The London-listed group added $100 million to its existing buyback plan, reflecting solid momentum across the business.
Total (EPA:TTEF) insurance-contract written premiums rose to $2.94 billion in the first half, up from $2.78 billion a year earlier, with growth recorded across all major segments. Retail was the main driver, the company said.
The stock was up 6.8% in London as of 09:15 GMT.
Retail premiums increased 6.0% in constant currency, with all markets showing positive momentum, especially in the U.K. and the U.S.
Hiscox said it remains on track to deliver retail growth above 6% for the full year, supported by new distribution agreements and other strategic initiatives over the past year.
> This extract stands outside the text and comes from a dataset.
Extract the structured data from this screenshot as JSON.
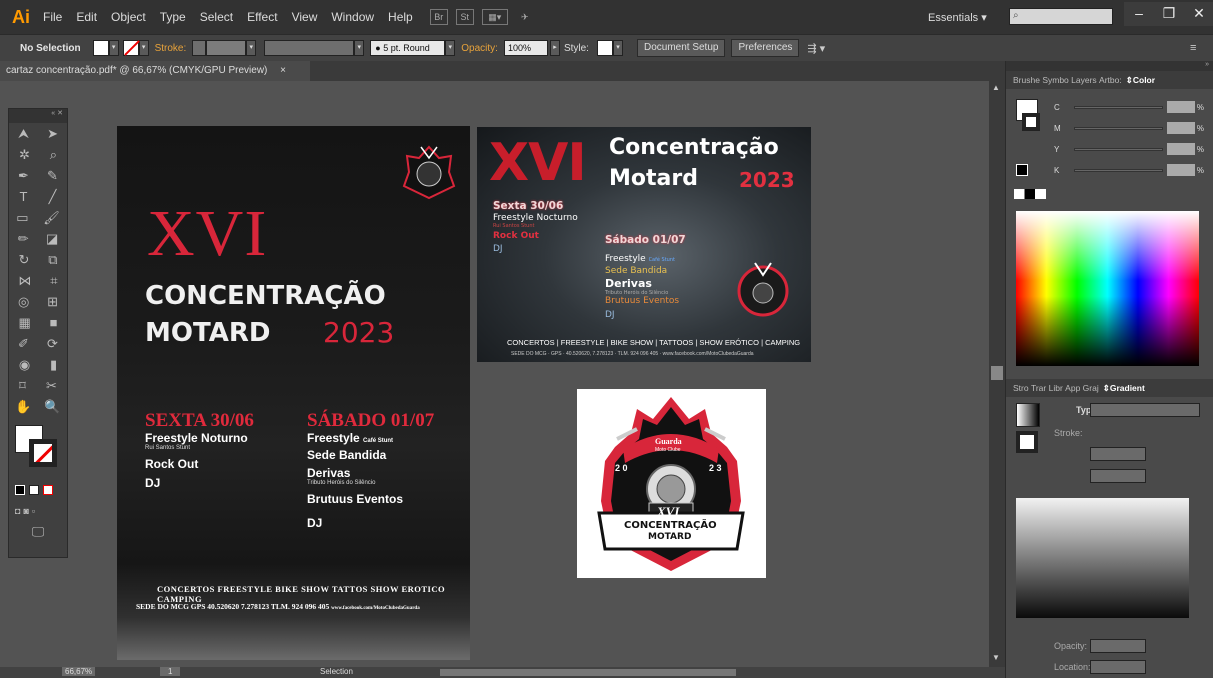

"Given that momentum in Retail is critical to the investment thesis, and has been the source of considerable pushback from U.K. based investors, premium growth of +6.0% in constant currency is reassuring," said Jefferies analyst Philip Kett.
Net written premiums climbed to $2.13 billion from $2.0 billion. Investment income rose to $234.9 million, benefiting from higher coupon returns and some fair value gains.
Pre-tax profit slipped slightly to $276.6 million from $283.5 million, while operating return on tangible equity dropped to 14.5% from 20.3%, with the company noting industry-wide losses from California wildfires.
Hiscox said it remains focused on profitable growth and expects continued strength in its retail business through the second half of the year.